В связи с хорошей погодой Ренн-ле-Шато казался уже не таким мрачным и хмурым, как во все предыдущие дни. Хотя, конечно, был мертвый сезон, и на улицах было пустынной тихо. Джон Миллер говорил, что посмотреть на явление синих яблок съезжается куча народу, но пока что народа не наблюдалось. На парковке у церкви стояло всего две машины, принадлежавших (или же взятых в прокате), по всей вероятности, тем двум ребятам, которых мы встретили на кладбище. Один из них был англичанином из Бирмингема, если судить по акценту, второй – бельгийцем и, как оказалось, вебмастером одного из крупнейших сайтов, посвященных Ренн-ле-Шато. Они стояли у могилы Соньера и вели оживленную беседу попеременно то по-английски, то по-французски.

Бирмингемец, высокий мужчина в вельветовом пиджаке поверх плохо сидящего джемпера, на первый взгляд производил впечатление человека, который почти ничего не знает про тайну Ренн-ле-Шато. Поначалу он задавал какие-то совсем уже элементарные вопросы, в частности, почему-то о склепе Корбю («Мест нет, – сказал Скэбис. – Все билеты распроданы»), но потом вдруг заговорил о значении «зеркальной» буквы «N» в надписи на надгробии Соньера, и не только Соньера, поскольку подобные «N» присутствовали и на некоторых других могилах в округе. Бельгиец по имени Йохан согласился с тем, что «N» перевернуты неспроста, и сказал, что специально ищет такие буквы на кладбищах в близлежащих селениях. Пока что он насчитал их двенадцать штук.

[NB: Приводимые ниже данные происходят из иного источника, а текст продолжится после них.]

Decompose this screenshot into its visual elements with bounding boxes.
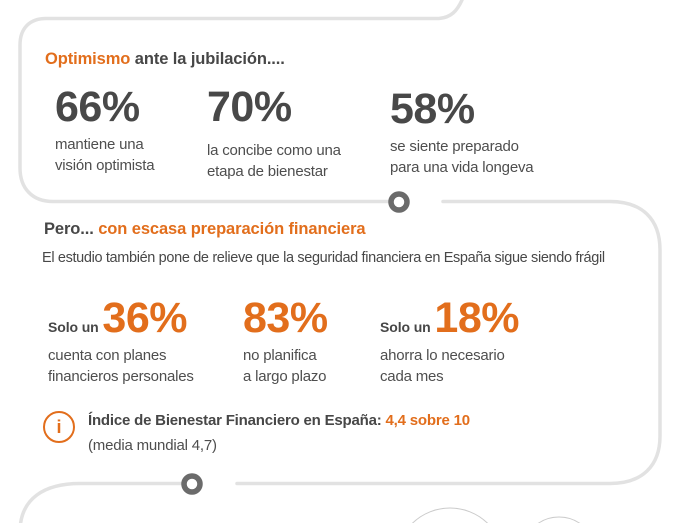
decorative-circle-large xyxy=(411,507,489,523)
stat-ahorro-prefix: Solo un xyxy=(380,319,435,335)
stat-bienestar: 70% la concibe como una etapa de bienest… xyxy=(207,85,341,182)
stat-optimista-value: 66% xyxy=(55,83,140,131)
stat-ahorro-value: 18% xyxy=(434,294,519,342)
index-note: (media mundial 4,7) xyxy=(88,437,217,454)
stat-bienestar-value: 70% xyxy=(207,83,292,131)
optimismo-title: Optimismo ante la jubilación.... xyxy=(45,50,285,69)
stat-planifica: 83% no planifica a largo plazo xyxy=(243,296,328,387)
timeline-node-1 xyxy=(388,191,410,213)
stat-planes-value: 36% xyxy=(102,294,187,342)
info-icon: i xyxy=(43,411,75,443)
stat-longevidad-label: se siente preparado para una vida longev… xyxy=(390,138,534,176)
stat-planifica-row: 83% xyxy=(243,296,328,340)
stat-optimista: 66% mantiene una visión optimista xyxy=(55,83,155,176)
decorative-circle-small xyxy=(537,516,581,523)
financiera-subtitle: El estudio también pone de relieve que l… xyxy=(42,250,605,266)
index-label: Índice de Bienestar Financiero en España… xyxy=(88,412,386,429)
stat-longevidad: 58% se siente preparado para una vida lo… xyxy=(390,85,534,178)
index-line: Índice de Bienestar Financiero en España… xyxy=(88,412,470,429)
optimismo-title-rest: ante la jubilación.... xyxy=(130,50,285,68)
stat-planes-prefix: Solo un xyxy=(48,319,103,335)
stat-planifica-label: no planifica a largo plazo xyxy=(243,347,327,385)
stat-planes-label: cuenta con planes financieros personales xyxy=(48,347,194,385)
financiera-title-highlight: con escasa preparación financiera xyxy=(98,220,366,238)
path-bottom-left xyxy=(18,481,183,523)
stat-ahorro-label: ahorra lo necesario cada mes xyxy=(380,347,505,385)
stat-planes-row: Solo un 36% xyxy=(48,296,194,340)
index-value: 4,4 sobre 10 xyxy=(385,412,471,429)
info-icon-glyph: i xyxy=(56,416,62,437)
stat-ahorro: Solo un 18% ahorra lo necesario cada mes xyxy=(380,296,519,387)
financiera-title-prefix: Pero... xyxy=(44,220,99,238)
timeline-node-2 xyxy=(181,473,203,495)
financiera-title: Pero... con escasa preparación financier… xyxy=(44,220,366,239)
stat-optimista-label: mantiene una visión optimista xyxy=(55,136,155,174)
optimismo-title-highlight: Optimismo xyxy=(45,50,131,68)
stat-bienestar-label: la concibe como una etapa de bienestar xyxy=(207,142,341,180)
stat-planifica-value: 83% xyxy=(243,294,328,342)
stat-longevidad-value: 58% xyxy=(390,85,475,133)
stat-planes: Solo un 36% cuenta con planes financiero… xyxy=(48,296,194,387)
stat-ahorro-row: Solo un 18% xyxy=(380,296,519,340)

– Парень из Бирмингема и парень из Бельгии встретились Французском кладбище и обсуждают значение перевернутых «N», – пробормотал Бельи. – Всю жизнь буду помнить.

Не знаю, что приключилось с бирмингемцем. Еще минуту назад он был рядом, а потом вдруг исчез. Но Йохан остался и пошел вместе с нами в церковь. Бельи сбегал к машине за фотокамерой: ему хотелось снять нашего демонического приятеля Асмодея. Едва мы вошли в церковь, я заметил множество круглых пятнышек света, как будто разбрызганных по небольшому участку стены прямо напротив входа. Они располагались вертикальной волнистой линией высотой на два метра от пола и сливались друге другом, создавая эффект световой ряби, словно дрожащие стеклышки в калейдоскопе, в основном белые и желтые, но попадались и редкие проблески красного, зеленого и синего цветов.

К тому времени, когда подошел Бельи с фотоаппаратом пятнышки света возникли еще и в других местах. Они появлялись и исчезали в зависимости от того, под каким утлом солнечный свет проходил сквозь витражные окна в южной стене церкви. Пока мы ходили по кладбищу, на небе появились легкие облака, и это тоже влияло на насыщенность цвета и форму световых пятен. Когда ничто не мешало солнечным лучам, пятнышки света были почти идеально круглыми и очень четкими, размером примерно с яблоко. Когда солнце скрывалось за облаками, его свет рассеивался, и пятна на стене бледнели и превращались в размытые кляксы. Временами случалось, что два-три кружка одного цвета выделялись особенно ярко на фоне поблекших соседних. Теперь уже преобладал синий цвет. Оттенки разнились от зеленоватого до почти фиолетового, но в основном это был яркий, насыщенный голубой.

Я смотрел как завороженный. В какой-то момент я вдруг понял, что уже не стою в дверях, а сижу на скамейке (хотя и не помню, чтобы я садился), и рядом со мной сидит Бельи, такой же растерянный и притихший. Скэбис с Йоханом стояли в центральном проходе. Кроме нас четверых, в церкви не было ни души. Очень долго мы все молчали, наблюдая за удивительной игрой света, а потом на стене вдруг зажглись два особенно ярких, пронзительно синих круга, и я не выдержал и прошептал:

– Что это?

– Pommes Bleues.

– Синие яблоки, – одновременно ответили Йохан со Скэбисом.